One day Milo asked for my senior class photo,
while we were playing “Go Fish”
and listening to “Old Black Water” on the juke box
when the restaurant emptied after the lunch rush.
And I gave him one, signing my name on the back.
Twenty years later, he still carried
a dozen photos of “his girls” in his billfold
and I was proud to be one of them.
And now, when I fly home once a year,
I always hope to see Milo riding his bicycle
or patrolling the fairgrounds
because I still hope he will remember me
and smile and pull out his wallet
and ruffle through the soft-edged pictures
until he finds mine.
But I still remember, when I was much younger,
back when Milo was still a teenager,
how town kids would peek in his bedroom window,
throw gravel in the alley behind his house,
provoke the mad boy and rile up some fun.

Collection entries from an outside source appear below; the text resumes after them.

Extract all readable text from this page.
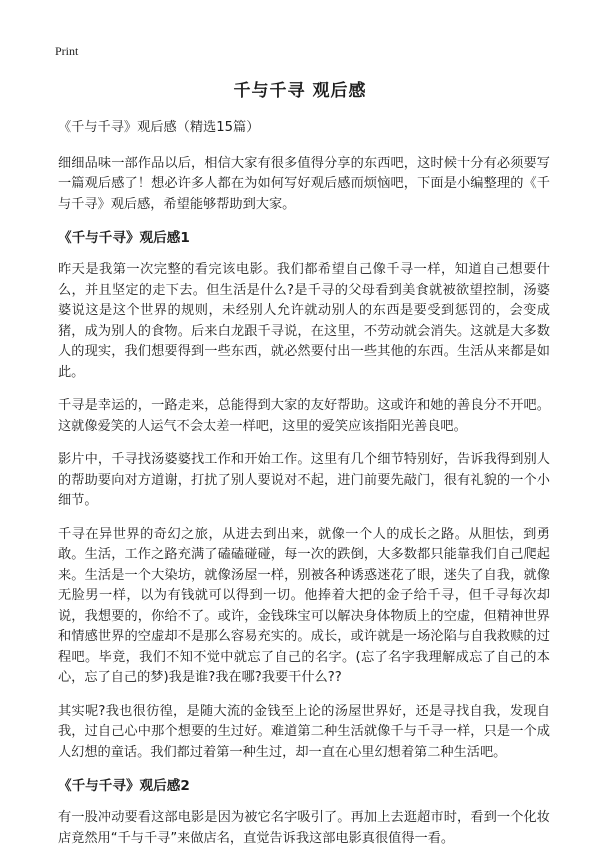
Print
千与千寻 观后感

《千与千寻》观后感（精选15篇）

细细品味一部作品以后，相信大家有很多值得分享的东西吧，这时候十分有必须要写一篇观后感了！想必许多人都在为如何写好观后感而烦恼吧，下面是小编整理的《千与千寻》观后感，希望能够帮助到大家。

《千与千寻》观后感1

昨天是我第一次完整的看完该电影。我们都希望自己像千寻一样，知道自己想要什么，并且坚定的走下去。但生活是什么?是千寻的父母看到美食就被欲望控制，汤婆婆说这是这个世界的规则，未经别人允许就动别人的东西是要受到惩罚的，会变成猪，成为别人的食物。后来白龙跟千寻说，在这里，不劳动就会消失。这就是大多数人的现实，我们想要得到一些东西，就必然要付出一些其他的东西。生活从来都是如此。

千寻是幸运的，一路走来，总能得到大家的友好帮助。这或许和她的善良分不开吧。这就像爱笑的人运气不会太差一样吧，这里的爱笑应该指阳光善良吧。

影片中，千寻找汤婆婆找工作和开始工作。这里有几个细节特别好，告诉我得到别人的帮助要向对方道谢，打扰了别人要说对不起，进门前要先敲门，很有礼貌的一个小细节。

千寻在异世界的奇幻之旅，从进去到出来，就像一个人的成长之路。从胆怯，到勇敢。生活，工作之路充满了磕磕碰碰，每一次的跌倒，大多数都只能靠我们自己爬起来。生活是一个大染坊，就像汤屋一样，别被各种诱惑迷花了眼，迷失了自我，就像无脸男一样，以为有钱就可以得到一切。他捧着大把的金子给千寻，但千寻每次却说，我想要的，你给不了。或许，金钱珠宝可以解决身体物质上的空虚，但精神世界和情感世界的空虚却不是那么容易充实的。成长，或许就是一场沦陷与自我救赎的过程吧。毕竟，我们不知不觉中就忘了自己的名字。(忘了名字我理解成忘了自己的本心，忘了自己的梦)我是谁?我在哪?我要干什么??

其实呢?我也很彷徨，是随大流的金钱至上论的汤屋世界好，还是寻找自我，发现自我，过自己心中那个想要的生过好。难道第二种生活就像千与千寻一样，只是一个成人幻想的童话。我们都过着第一种生过，却一直在心里幻想着第二种生活吧。

《千与千寻》观后感2

有一股冲动要看这部电影是因为被它名字吸引了。再加上去逛超市时，看到一个化妆店竟然用“千与千寻”来做店名，直觉告诉我这部电影真很值得一看。
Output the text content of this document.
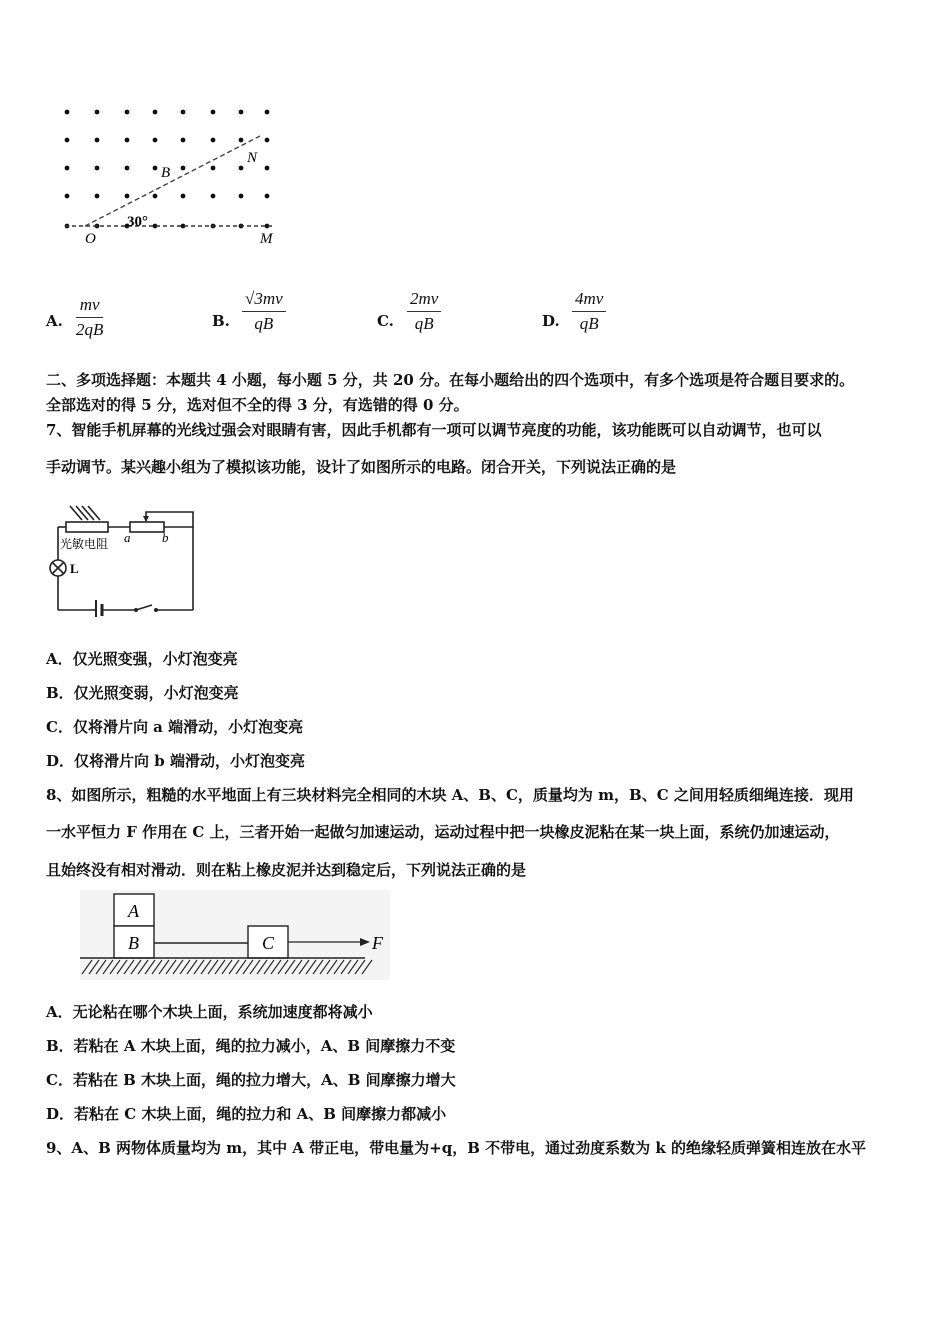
B
N
O	M
30°
A. $\frac{mv}{2qB}$	B. $\frac{√3mv}{qB}$	C. $\frac{2mv}{qB}$	D. $\frac{4mv}{qB}$
二、多项选择题：本题共 4 小题，每小题 5 分，共 20 分。在每小题给出的四个选项中，有多个选项是符合题目要求的。
全部选对的得 5 分，选对但不全的得 3 分，有选错的得 0 分。
7、智能手机屏幕的光线过强会对眼睛有害，因此手机都有一项可以调节亮度的功能，该功能既可以自动调节，也可以
手动调节。某兴趣小组为了模拟该功能，设计了如图所示的电路。闭合开关，下列说法正确的是
光敏电阻
L
a b
A．仅光照变强，小灯泡变亮
B．仅光照变弱，小灯泡变亮
C．仅将滑片向 a 端滑动，小灯泡变亮
D．仅将滑片向 b 端滑动，小灯泡变亮
8、如图所示，粗糙的水平地面上有三块材料完全相同的木块 A、B、C，质量均为 m，B、C 之间用轻质细绳连接．现用
一水平恒力 F 作用在 C 上，三者开始一起做匀加速运动，运动过程中把一块橡皮泥粘在某一块上面，系统仍加速运动，
且始终没有相对滑动．则在粘上橡皮泥并达到稳定后，下列说法正确的是
A
B	C	F
A．无论粘在哪个木块上面，系统加速度都将减小
B．若粘在 A 木块上面，绳的拉力减小，A、B 间摩擦力不变
C．若粘在 B 木块上面，绳的拉力增大，A、B 间摩擦力增大
D．若粘在 C 木块上面，绳的拉力和 A、B 间摩擦力都减小
9、A、B 两物体质量均为 m，其中 A 带正电，带电量为+q，B 不带电，通过劲度系数为 k 的绝缘轻质弹簧相连放在水平
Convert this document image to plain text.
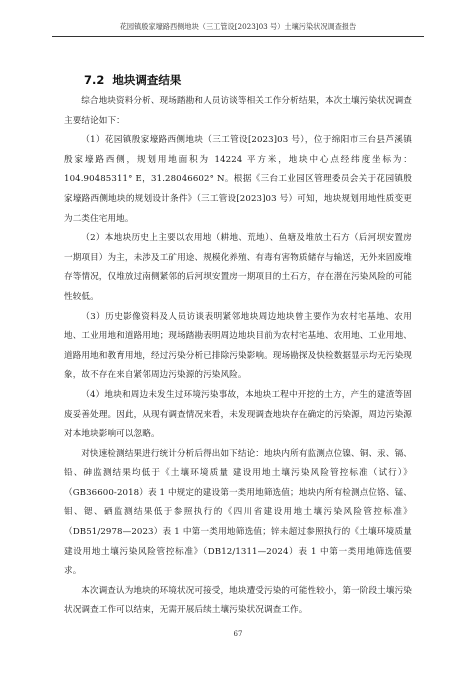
花园镇殷家壕路西侧地块（三工管设[2023]03 号）土壤污染状况调查报告
7.2 地块调查结果

综合地块资料分析、现场踏勘和人员访谈等相关工作分析结果，本次土壤污染状况调查主要结论如下：

（1）花园镇殷家壕路西侧地块（三工管设[2023]03 号），位于绵阳市三台县芦溪镇殷家壕路西侧，规划用地面积为 14224 平方米，地块中心点经纬度坐标为：104.90485311° E，31.28046602° N。根据《三台工业园区管理委员会关于花园镇殷家壕路西侧地块的规划设计条件》（三工管设[2023]03 号）可知，地块规划用地性质变更为二类住宅用地。

（2）本地块历史上主要以农用地（耕地、荒地）、鱼塘及堆放土石方（后河坝安置房一期项目）为主，未涉及工矿用途、规模化养殖、有毒有害物质储存与输送，无外来固废堆存等情况，仅堆放过南侧紧邻的后河坝安置房一期项目的土石方，存在潜在污染风险的可能性较低。

（3）历史影像资料及人员访谈表明紧邻地块周边地块曾主要作为农村宅基地、农用地、工业用地和道路用地；现场踏勘表明周边地块目前为农村宅基地、农用地、工业用地、道路用地和教育用地，经过污染分析已排除污染影响。现场勘探及快检数据显示均无污染现象，故不存在来自紧邻周边污染源的污染风险。

（4）地块和周边未发生过环境污染事故，本地块工程中开挖的土方，产生的建渣等固废妥善处理。因此，从现有调查情况来看，未发现调查地块存在确定的污染源，周边污染源对本地块影响可以忽略。

对快速检测结果进行统计分析后得出如下结论：地块内所有监测点位镍、铜、汞、镉、铅、砷监测结果均低于《土壤环境质量 建设用地土壤污染风险管控标准（试行）》（GB36600-2018）表 1 中规定的建设第一类用地筛选值；地块内所有检测点位铬、锰、钼、锶、硒监测结果低于参照执行的《四川省建设用地土壤污染风险管控标准》（DB51/2978—2023）表 1 中第一类用地筛选值；锌未超过参照执行的《土壤环境质量 建设用地土壤污染风险管控标准》（DB12/1311—2024）表 1 中第一类用地筛选值要求。

本次调查认为地块的环境状况可接受，地块遭受污染的可能性较小，第一阶段土壤污染状况调查工作可以结束，无需开展后续土壤污染状况调查工作。

67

Their taunts often won out – with Milo chasing them
with a bat or a kitchen knife
(at least that is how their stories went)
all the way to the old high school.
Their screams would wake the neighbors
and the town cop would turn in by the street light
and walk a crying Milo back home.
I was a farm kid, so I didn’t know much about Milo.
Except his name.
If you were slow or said something stupid
or struck out or got picked last,
you were “a Milo.”
If you tattled or couldn’t read or spell or got left back,
you were “a Milo.”
And I was none of these things
but I was “a Milo” anyway
because my last name was Meylor: “MY-LER.”
And so began my strange connection to this man.
As I pack for another trip home,
I wonder what his world is like now.
And I wonder if I will see him this time
and if he still likes rhubarb pie (so do I)
or if he still rides a bike (so do I).
Milo is my Boo Radley, my mockingbird.